Eu não costumava perceber. Eles simplesmente me escapavam. Falo daqueles pequenos intervalos da vida. A transição entre a alegria e a dor. O preenchimento e o vazio. Som e silêncio. Inspiração e expiração.
É que tudo pode simplesmente se misturar tão rápido. Até que fica veloz demais e você simplesmente se perde. De si mesmo(a), dos encontros, das belezas.
Agora, isolada, percebo mais claramente.
Um pôr do sol que não foi contemplado jamais retorna. Tenho observado a forma como ele se vai, em um estalar de dedos, de um instante para outro. O espetáculo é sempre singular, não se repete de forma igual em nenhum dia – ainda que o de hoje se pareça com o de ontem.
Tudo é sempre mutação. É por isso que tenho procurado captar os instantes. Quando estamos entre quatro paredes eles se tornam mais visíveis e preciosos.
A pausa no trabalho para ouvir uma música. Aquele tempinho de passar o café. Ler as páginas de um livro. Deixar o corpo inteiro no sol.
Efêmeros, preciosos lapsos de vida que antes não existiam.
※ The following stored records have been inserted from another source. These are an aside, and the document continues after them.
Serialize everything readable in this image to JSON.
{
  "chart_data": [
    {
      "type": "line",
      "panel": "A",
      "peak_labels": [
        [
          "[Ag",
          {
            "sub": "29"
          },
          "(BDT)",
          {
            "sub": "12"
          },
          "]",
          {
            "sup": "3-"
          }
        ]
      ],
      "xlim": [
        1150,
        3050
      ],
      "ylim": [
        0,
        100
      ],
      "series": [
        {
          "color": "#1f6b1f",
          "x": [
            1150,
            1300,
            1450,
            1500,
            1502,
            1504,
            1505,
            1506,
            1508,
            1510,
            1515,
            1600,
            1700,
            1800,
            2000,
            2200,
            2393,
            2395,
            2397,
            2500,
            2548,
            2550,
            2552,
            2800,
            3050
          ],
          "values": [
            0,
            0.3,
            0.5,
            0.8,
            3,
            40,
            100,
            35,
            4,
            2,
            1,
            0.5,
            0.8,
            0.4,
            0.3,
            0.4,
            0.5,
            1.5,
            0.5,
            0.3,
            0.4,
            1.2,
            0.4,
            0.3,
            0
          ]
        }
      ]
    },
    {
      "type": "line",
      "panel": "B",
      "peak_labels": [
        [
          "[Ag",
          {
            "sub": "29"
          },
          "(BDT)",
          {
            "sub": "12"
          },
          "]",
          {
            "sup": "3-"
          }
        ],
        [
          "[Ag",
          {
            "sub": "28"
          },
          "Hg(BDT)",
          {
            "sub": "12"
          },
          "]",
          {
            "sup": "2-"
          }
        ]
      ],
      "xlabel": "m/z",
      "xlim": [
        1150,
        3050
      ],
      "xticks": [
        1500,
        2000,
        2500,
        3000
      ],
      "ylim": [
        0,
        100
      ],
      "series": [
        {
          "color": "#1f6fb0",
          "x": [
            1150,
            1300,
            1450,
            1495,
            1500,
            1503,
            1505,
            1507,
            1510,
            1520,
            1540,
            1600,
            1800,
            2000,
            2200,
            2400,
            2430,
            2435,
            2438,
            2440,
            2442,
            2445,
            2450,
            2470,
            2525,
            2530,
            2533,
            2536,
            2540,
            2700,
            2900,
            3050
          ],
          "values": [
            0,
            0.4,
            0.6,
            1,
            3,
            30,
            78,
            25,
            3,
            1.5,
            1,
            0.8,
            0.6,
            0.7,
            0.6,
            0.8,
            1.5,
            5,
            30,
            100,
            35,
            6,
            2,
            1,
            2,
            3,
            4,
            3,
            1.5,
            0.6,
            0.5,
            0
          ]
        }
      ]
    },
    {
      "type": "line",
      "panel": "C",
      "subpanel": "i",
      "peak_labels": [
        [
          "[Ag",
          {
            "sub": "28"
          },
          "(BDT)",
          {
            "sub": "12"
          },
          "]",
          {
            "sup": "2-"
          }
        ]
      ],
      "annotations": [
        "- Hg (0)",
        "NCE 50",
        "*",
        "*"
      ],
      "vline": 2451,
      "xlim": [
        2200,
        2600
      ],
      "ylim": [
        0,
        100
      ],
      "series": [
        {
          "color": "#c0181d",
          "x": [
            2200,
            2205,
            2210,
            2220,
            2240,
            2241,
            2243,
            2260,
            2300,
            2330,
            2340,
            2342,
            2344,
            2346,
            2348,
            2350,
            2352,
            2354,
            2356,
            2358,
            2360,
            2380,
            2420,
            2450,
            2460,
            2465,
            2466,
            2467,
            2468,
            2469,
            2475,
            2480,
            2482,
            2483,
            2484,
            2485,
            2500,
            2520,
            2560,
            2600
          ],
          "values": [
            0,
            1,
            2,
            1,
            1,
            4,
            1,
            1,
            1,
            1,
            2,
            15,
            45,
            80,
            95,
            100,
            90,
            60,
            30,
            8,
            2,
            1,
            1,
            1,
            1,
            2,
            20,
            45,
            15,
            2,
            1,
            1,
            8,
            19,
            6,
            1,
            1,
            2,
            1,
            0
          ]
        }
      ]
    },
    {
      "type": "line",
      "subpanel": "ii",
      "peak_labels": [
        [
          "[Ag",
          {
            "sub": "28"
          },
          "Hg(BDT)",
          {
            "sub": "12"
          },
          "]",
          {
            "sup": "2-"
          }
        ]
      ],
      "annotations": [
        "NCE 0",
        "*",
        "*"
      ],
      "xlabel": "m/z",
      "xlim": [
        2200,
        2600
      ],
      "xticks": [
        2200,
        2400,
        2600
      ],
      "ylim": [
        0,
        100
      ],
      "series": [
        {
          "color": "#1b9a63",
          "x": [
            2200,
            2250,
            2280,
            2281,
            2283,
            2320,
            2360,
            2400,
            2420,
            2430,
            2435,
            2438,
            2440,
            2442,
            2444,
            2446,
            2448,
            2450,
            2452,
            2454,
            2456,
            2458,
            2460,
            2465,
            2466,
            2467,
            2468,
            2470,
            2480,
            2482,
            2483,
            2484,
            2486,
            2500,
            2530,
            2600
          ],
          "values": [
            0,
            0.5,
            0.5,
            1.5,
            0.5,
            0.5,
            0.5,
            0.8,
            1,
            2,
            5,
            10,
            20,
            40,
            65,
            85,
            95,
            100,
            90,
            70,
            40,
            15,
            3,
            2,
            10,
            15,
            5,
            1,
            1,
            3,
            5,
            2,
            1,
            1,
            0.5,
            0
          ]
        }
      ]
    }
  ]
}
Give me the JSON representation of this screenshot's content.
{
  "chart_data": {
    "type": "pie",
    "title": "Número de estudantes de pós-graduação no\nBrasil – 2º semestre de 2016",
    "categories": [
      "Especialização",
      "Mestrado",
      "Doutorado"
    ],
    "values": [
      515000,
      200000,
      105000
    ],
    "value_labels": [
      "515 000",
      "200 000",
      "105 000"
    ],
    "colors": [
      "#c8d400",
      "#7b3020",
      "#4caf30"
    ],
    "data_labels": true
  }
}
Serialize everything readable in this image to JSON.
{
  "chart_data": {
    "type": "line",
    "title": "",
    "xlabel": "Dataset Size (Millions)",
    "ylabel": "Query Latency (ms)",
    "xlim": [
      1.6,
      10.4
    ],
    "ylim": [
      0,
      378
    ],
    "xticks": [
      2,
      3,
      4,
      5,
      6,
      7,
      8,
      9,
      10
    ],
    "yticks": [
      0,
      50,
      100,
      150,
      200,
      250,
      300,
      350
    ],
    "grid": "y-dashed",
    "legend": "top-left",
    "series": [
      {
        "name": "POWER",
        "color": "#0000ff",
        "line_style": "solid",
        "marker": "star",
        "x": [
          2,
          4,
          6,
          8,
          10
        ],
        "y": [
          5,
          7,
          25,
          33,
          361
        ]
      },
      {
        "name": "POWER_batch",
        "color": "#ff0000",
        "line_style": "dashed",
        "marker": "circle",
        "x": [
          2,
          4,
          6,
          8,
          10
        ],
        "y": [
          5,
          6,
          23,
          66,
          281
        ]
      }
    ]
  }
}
Ah, como é bom identificar as pausas. Voltei a percebê-las.
O Yoga aprofundou ainda mais minha compreensão de que há possibilidades para não sufocar, justamente no silêncio mental que atravessa o ato de inspirar e expirar. Esse pequeno, mas infinito instante que revela a essência de tudo.
Ali há um lugar de paz incomparável, em que nada do que é externo importa mais. Não existe a culpa pelo que fizemos ou deixamos de fazer; nem medo, ansiedade e insegurança.
Até mesmo a raiva dos opressores, as aversões e discordâncias desaparecem. Todas as ilusões da mente dualista se dissipam. Resta serenidade e tranquilidade.
Abrir espaço para o “prana” (a energia vital) circular livremente é a chance de encontrar um caminho para cessar, ainda que por um breve instante, o peso de viver em uma sociedade brasileira ainda marcada por injustiças, abusos, dores, desigualdades e, atualmente, genocídio de minorias. Quando a realidade pesa, a mente pesa.
E o único caminho de sanidade é respirar. A pausa da respiração é o verdadeiro elo entre corpo-mente.
“O que quer que aconteça na mente influencia a respiração; a respiração se torna mais rápida quando estamos agitados e mais profunda e calma quando relaxamos”, escreve T. K. V Desikachar em “O Coração do Yoga”, leitura que recomendo fortemente para quem busca se aprofundar mais nessa filosofia, como tenho feito.
Em outros termos, a respiração revela nosso estado de espírito. E, quando paramos para voluntariamente administrá-la, aí então podemos redirecionar a própria atividade da nossa mente. Centrá-la para dentro, para o que é quieto, sereno, pacífico.
De fato, repare: qual é a diferença entre um organismo vivo e outro morto? O ar que entra e sai dos pulmões. E tenho dito que é tempo de respirar. Profunda e calmamente. Em casa, de forma segura, se for possível para você. Não é hora de apressar a vida para que ela volte a correr.
No Brasil, a pandemia não acabou.
E uma vida sem pausas para respirar, antes e agora, continua sendo apenas uma forma de vida “zumbi”. Procure os espaços de clareza, de sentir o ar entrar e sair dos pulmões. Todas as respostas aparecem ali.
Sigo encontrando as minhas e espero, de coração, que você encontre as suas também.